My ambition is to become a professor of Literature, and I intend on pursuing admission to some form of graduate school for Fall 2019.
As I get closer to really starting the application process in earnest, I'm kind of overwhelmed by uncertainty about the whole thing. The big question on my mind is whether or not my grades are even close to being good enough. My overall GPA is about 3.35. In the major (English), I'm at a 3.66. I have confidence in my ability to do graduate level work, and my advisor and professor has insisted that I'm a good candidate for graduate study, but I'm worried that my grades don't reflect that, particularly when reading anecdotes on here about people with 3.9 GPAs getting turned down by multiple schools...

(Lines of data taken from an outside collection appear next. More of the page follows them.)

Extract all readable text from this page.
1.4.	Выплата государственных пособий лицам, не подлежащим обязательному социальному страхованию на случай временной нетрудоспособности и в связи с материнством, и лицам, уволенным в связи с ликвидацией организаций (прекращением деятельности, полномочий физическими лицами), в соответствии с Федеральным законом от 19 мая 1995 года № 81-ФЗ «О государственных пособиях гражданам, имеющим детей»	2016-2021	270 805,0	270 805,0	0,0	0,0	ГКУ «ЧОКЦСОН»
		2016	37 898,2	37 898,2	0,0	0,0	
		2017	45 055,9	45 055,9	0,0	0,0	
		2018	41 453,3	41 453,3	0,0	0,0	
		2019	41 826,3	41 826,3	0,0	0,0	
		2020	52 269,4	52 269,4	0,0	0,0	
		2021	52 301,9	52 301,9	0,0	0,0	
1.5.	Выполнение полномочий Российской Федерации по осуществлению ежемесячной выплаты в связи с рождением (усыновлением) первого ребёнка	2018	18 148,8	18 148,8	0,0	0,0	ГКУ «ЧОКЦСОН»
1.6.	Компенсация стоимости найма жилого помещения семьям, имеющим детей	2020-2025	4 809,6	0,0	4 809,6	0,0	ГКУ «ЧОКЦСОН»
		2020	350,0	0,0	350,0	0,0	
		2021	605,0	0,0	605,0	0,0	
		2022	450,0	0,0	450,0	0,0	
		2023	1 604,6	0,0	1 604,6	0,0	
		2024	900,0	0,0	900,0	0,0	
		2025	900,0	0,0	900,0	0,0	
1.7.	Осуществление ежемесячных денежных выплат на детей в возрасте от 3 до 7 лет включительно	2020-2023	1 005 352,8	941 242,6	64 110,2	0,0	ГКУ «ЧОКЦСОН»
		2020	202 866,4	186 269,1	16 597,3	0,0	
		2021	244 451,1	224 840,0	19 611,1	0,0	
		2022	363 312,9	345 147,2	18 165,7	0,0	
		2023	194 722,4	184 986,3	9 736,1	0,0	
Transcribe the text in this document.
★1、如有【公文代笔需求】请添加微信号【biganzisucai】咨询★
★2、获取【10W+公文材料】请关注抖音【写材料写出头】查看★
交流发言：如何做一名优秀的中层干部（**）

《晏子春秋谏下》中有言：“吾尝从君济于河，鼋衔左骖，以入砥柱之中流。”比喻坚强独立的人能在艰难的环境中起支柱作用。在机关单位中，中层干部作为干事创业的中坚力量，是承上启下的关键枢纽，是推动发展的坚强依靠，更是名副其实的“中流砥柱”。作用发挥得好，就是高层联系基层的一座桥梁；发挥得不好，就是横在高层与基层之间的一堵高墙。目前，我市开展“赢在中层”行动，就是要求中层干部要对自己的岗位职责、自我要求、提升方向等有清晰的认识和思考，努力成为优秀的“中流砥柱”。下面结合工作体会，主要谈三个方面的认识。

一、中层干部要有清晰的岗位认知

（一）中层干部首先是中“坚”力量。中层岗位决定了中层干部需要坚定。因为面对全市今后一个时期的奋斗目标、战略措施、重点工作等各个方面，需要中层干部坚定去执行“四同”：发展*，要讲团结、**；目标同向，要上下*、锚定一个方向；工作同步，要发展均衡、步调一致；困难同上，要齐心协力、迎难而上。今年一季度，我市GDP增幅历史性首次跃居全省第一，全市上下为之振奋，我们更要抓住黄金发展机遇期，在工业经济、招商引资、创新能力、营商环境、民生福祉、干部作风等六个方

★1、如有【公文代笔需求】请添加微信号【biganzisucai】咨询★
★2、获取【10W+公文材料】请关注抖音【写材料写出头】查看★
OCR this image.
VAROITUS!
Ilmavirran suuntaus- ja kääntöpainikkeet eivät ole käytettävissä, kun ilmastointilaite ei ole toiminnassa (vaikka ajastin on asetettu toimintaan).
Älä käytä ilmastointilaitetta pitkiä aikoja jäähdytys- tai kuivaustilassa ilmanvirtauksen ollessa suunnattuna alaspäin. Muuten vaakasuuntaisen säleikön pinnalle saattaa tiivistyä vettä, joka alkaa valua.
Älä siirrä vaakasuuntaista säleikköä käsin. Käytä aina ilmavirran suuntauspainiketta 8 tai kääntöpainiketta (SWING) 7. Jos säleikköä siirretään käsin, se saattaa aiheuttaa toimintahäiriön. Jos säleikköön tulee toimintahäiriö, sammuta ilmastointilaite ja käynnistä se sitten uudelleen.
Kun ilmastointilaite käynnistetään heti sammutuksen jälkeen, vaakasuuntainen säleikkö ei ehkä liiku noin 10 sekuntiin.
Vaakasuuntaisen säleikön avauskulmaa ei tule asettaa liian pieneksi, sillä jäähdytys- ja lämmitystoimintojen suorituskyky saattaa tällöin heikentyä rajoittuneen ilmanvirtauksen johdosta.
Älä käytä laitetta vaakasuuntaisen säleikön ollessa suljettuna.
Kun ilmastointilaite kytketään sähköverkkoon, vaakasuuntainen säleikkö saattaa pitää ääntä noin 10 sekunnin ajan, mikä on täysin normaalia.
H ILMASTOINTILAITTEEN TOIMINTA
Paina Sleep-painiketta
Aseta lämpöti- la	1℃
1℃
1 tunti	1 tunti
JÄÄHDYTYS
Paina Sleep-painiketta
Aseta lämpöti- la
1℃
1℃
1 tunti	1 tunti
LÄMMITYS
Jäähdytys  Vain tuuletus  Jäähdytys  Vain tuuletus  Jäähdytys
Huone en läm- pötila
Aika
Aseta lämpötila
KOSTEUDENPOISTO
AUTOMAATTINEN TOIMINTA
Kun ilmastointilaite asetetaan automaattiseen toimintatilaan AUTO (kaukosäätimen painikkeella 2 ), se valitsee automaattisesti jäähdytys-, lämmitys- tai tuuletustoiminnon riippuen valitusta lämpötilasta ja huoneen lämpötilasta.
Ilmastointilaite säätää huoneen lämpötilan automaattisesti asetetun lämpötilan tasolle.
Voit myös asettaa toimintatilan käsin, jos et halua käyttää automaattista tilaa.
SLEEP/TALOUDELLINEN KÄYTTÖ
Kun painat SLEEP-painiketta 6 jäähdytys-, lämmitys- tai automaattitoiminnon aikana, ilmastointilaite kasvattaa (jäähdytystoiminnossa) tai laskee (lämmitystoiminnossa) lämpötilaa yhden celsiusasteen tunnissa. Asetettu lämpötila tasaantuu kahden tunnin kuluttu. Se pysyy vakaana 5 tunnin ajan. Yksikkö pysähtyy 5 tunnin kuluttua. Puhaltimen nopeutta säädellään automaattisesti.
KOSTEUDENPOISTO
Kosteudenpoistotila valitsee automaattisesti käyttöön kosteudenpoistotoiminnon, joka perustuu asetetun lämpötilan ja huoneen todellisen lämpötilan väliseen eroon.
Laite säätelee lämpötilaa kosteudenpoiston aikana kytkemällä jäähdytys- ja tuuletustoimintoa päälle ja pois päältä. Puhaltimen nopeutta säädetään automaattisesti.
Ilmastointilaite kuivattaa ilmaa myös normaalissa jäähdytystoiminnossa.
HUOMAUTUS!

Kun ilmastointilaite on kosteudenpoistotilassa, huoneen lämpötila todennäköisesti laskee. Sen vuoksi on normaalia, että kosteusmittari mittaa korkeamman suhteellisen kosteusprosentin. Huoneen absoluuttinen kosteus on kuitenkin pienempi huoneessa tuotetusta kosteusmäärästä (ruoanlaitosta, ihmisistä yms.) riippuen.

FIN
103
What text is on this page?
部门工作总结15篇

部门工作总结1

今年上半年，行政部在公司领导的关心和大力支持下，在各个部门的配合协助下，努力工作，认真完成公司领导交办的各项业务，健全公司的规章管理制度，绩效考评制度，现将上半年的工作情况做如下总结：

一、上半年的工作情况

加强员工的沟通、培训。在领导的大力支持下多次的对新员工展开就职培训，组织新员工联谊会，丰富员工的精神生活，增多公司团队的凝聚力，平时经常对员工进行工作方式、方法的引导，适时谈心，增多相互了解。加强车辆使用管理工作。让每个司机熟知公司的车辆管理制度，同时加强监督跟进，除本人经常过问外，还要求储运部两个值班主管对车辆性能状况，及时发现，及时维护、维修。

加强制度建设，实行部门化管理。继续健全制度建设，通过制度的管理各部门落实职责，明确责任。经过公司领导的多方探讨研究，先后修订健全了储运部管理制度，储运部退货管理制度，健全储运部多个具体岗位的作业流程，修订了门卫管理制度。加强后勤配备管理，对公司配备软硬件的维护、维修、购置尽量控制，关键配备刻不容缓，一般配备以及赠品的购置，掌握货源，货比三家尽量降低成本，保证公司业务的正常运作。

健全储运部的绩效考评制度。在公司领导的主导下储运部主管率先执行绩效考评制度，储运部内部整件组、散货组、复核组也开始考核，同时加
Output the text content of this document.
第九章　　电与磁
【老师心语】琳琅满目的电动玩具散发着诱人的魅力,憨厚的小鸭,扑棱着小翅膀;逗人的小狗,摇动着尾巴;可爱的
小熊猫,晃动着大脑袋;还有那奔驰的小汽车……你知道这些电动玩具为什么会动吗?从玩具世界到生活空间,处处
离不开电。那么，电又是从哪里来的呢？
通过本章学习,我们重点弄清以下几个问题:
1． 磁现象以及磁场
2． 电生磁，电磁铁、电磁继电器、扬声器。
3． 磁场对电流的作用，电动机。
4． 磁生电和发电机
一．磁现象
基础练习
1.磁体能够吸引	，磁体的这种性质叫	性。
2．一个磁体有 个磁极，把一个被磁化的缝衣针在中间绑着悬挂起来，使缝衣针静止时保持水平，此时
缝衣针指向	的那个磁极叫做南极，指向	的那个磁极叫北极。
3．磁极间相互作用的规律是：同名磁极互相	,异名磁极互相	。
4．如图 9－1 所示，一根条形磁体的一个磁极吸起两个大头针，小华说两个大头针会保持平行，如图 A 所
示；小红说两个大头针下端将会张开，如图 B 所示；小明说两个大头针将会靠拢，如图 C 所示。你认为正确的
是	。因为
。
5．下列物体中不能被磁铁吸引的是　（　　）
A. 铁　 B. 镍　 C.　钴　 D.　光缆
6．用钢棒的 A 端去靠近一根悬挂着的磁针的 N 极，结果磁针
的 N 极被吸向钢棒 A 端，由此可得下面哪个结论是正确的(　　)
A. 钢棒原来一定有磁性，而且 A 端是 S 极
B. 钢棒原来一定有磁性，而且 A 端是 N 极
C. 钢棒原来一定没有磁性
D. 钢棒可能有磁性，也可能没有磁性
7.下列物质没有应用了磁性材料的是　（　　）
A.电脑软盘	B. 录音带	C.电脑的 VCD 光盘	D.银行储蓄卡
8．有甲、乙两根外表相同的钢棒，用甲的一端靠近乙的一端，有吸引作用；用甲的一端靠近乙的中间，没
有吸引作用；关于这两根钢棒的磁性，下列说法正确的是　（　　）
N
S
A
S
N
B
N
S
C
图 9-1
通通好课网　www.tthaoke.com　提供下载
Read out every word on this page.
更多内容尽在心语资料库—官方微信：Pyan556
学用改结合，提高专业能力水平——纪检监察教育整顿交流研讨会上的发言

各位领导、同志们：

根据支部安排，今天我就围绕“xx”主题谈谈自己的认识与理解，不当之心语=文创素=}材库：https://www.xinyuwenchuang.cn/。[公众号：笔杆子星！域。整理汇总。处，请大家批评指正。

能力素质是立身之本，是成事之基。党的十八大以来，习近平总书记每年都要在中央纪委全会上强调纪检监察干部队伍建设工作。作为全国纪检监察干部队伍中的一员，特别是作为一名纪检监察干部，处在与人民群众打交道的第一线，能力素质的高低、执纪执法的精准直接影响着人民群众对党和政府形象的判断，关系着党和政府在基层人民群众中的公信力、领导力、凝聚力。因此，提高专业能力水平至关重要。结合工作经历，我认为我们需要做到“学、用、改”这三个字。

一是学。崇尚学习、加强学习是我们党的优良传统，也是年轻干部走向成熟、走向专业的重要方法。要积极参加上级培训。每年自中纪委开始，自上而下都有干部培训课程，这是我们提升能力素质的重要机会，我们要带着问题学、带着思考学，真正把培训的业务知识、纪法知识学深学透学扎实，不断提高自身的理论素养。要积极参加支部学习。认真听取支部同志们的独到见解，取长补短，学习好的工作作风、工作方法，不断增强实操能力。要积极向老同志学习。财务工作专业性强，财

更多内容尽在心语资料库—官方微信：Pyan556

So I feel really disoriented going into this. What schools should I even consider? Especially with the cost of the application process, is applying to the more prestigious programs I really connect with (i.e. Duke) just a waste of time and money for me at this stage? Even the less-prestigious Ph.D programs may be too much to ask for me. Maybe I should focus solely on getting into a non-flagship state school's MA program... but I don't want to sell myself short (if I actually do have a chance at getting into a Ph.D) and I really want to work with professors who excite me! All this with the sheer number of schools, programs, each with different standards and expectations, and a lot of financial question marks, is very overwhelming. I have an excel spreadsheet of programs of interest but it just gets longer and less coherent.
My main question is: does anyone know what steps I could take to cut down on some of this uncertainty and start to formulate a concrete strategy going forward?